Mohammad Reza Majidi-Asl, 34 ans, son épouse Bita Hemmati, Behrouz Zamani-Nejad et Kourosh Zamani-Nejad ont été arrêtés à Téhéran lors du soulèvement de janvier et soumis à des interrogatoires sous la torture. Ils ont été jugés à la hâte par la 26e chambre du tribunal révolutionnaire de Téhéran, présidée par le juge Iman Afshari, et condamnés à mort ainsi qu’à la confiscation de l’ensemble de leurs biens.
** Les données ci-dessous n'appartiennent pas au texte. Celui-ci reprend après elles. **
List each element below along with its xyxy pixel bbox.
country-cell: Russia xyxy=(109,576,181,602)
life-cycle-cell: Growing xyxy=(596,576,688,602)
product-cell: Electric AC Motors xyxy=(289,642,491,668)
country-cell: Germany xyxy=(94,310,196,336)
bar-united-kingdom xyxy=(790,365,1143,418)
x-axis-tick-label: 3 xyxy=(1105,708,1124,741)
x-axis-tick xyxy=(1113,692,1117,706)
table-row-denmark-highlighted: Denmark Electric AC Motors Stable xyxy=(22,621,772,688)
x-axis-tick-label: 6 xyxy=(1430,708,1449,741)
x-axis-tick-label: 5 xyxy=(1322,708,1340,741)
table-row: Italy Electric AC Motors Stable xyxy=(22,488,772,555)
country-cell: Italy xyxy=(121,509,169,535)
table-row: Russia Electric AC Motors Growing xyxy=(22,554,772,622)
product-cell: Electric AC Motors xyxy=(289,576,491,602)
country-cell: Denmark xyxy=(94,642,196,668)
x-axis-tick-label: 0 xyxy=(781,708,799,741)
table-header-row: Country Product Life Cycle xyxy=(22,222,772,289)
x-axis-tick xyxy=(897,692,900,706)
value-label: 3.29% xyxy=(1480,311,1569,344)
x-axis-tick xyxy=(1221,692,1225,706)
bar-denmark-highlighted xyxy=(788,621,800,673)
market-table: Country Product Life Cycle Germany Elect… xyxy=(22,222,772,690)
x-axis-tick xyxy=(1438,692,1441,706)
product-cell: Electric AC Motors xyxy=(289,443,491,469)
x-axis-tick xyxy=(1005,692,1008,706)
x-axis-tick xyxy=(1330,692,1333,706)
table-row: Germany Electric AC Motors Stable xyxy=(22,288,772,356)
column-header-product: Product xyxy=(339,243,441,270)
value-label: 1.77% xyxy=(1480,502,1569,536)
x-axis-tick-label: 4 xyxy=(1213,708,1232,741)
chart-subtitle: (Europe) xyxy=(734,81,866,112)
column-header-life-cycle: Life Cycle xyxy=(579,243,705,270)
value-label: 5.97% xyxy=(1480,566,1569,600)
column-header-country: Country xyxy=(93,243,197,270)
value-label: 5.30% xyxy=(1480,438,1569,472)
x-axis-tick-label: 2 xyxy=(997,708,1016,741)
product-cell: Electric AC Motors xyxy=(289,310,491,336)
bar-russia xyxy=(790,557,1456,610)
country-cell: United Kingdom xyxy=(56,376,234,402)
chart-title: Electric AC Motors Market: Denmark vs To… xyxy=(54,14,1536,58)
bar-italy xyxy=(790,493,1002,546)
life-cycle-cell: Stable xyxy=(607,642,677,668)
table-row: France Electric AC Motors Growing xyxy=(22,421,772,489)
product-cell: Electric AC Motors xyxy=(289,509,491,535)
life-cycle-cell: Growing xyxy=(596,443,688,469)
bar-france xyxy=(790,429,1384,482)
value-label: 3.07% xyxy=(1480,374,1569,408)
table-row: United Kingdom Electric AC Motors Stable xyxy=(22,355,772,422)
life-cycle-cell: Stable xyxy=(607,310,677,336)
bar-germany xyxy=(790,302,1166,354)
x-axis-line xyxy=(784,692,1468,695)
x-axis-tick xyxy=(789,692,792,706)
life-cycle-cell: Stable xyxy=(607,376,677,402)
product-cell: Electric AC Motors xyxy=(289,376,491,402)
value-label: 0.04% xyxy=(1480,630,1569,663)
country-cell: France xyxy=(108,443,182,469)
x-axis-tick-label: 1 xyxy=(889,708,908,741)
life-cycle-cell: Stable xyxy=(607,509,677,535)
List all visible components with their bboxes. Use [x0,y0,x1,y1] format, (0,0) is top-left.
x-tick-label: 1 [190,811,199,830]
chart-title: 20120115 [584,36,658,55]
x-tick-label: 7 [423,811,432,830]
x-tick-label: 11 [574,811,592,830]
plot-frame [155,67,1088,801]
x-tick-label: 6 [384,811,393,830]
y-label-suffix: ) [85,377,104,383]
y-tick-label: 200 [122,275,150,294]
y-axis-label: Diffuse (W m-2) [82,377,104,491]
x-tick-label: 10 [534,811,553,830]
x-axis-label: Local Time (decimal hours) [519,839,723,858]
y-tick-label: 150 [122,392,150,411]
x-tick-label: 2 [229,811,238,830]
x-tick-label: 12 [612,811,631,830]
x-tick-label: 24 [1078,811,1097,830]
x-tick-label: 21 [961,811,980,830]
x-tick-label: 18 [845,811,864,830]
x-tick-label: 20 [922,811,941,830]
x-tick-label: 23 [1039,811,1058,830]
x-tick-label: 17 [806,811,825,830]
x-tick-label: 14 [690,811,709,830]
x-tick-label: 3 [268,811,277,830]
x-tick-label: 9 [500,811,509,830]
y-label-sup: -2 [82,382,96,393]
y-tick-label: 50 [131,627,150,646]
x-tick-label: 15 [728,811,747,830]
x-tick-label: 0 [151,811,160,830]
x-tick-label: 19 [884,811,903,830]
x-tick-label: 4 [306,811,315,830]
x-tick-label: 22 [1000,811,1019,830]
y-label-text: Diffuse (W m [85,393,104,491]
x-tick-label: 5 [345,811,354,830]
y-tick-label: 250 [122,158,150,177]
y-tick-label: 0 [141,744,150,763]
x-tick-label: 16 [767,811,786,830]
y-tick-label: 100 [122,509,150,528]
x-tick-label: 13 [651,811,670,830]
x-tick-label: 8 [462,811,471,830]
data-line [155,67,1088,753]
Le pouvoir judiciaire a retenu contre eux les accusations suivantes : « usage d’explosifs et d’armes », « atteinte aux forces déployées sur place », « jets d’objets tels que des bouteilles, des blocs de ciment et des matériaux incendiaires depuis les toits », « destruction de biens publics », « participation à des rassemblements de protestation » et « slogans contestataires», le tout dans le cadre d’« atteintes à la sécurité du pays » en lien avec des « groupes hostiles», ainsi que « diffusion de contenus visant à affaiblir la sécurité».
La Résistance iranienne appelle une nouvelle fois les Nations unies, les instances concernées et les défenseurs des droits humains à agir d’urgence pour sauver la vie des prisonniers condamnés à mort, en particulier les prisonniers politiques et les détenus du soulèvement.